Occasionally, though, we are given the gift – like blind Bartimaeus – of being able to see again, to see the faced of Jesus, to find our life in him.

The first days after September 11, 2001 – the day that we saw the Twin Towers impossibly collapse to the earth, were such days as I have never seen. Everything and every square inch of everything was so intense and alive, and so fragile and precarious and all of us with it. I remember making a conscious decision that afternoon to put one foot in front of the other, to keep my bearings.

I am something of a creature of habit and one of the ways I put one foot in front of the other was to stop on the way home at a Lucky’s market to get a soft drink. For a long time, years, the same man was always behind the counter. He was usually silent. I’d say, ‘how are you?’ and he may or may not say, ‘fine’. But that’s about it. He was a big guy, a few inches taller than me, but a big bear of a man. He had big plastic, black glasses with thick lenses that he had to push back up onto the bridge of his nose pretty frequently.
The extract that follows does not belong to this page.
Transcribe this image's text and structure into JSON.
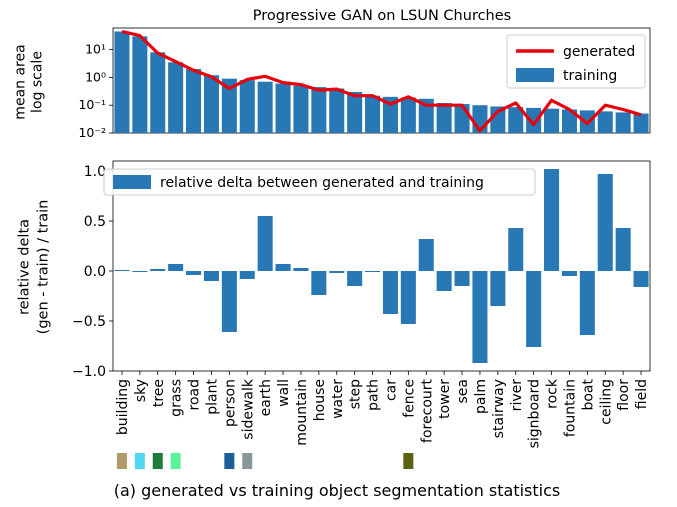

Sometimes, I thought he didn’t like me. Maybe because I had a collar around my neck. Maybe because he didn’t like my breezy, maybe a little too care-free way of greeting him. I tried a lot of different approaches with him. I finally decided that he was just doing his job and that he wasn’t really interested me. Or probably anyone else. He came, did his work, and went home.

The afternoon of September 11th, putting one foot in front of the other, I stopped at Lucky’s on the way home. I filled my cup, walked to the counter and put it down near the scanning wand.

And then it happened. He didn’t scan my cup. He looked at me. I could see all the way into his soft eyes, so large behind his thick glasses. Eyes which I realized with a jolt I’d never seen before. He kept looking at me and I kept looking at him. We just stood there. Then he looked down at my cup and picked up his scanning wand and then put it down again. His eyebrows went up in this funny kind of way and then he blew air out of his mouth – the way you do when you’re trying to get ahold of yourself.

Then he looked at me again and said, ‘you ok?’ I nodded and said, ‘yeh, I’m ok. You ok?’ He nodded and we kept looking at each other. He scanned my drink and told me the amount, which he never did. I watched him making change – raising his eyebrows in that funny way, pushing his glasses up. I took my change and lingered trying to think what to say. ‘Have a good day, ok.’ He said, ‘thanks, thanks. You too.’

Outside in my car I said, thank you God, thank you, because right now, I can see again. I can see Jesus in that man and I know how to follow you.
Too much tries to show us a grainy, distorted dark world these days. But this world is built upon the love of Jesus and we with it. Let us see again, Lord Christ, in the people, in the events of this very day, and our call to follow your holy life, and lay our hands of blessing upon it too, and see that we are a part of your much larger, greater, holier life. Let us see again too. Amen.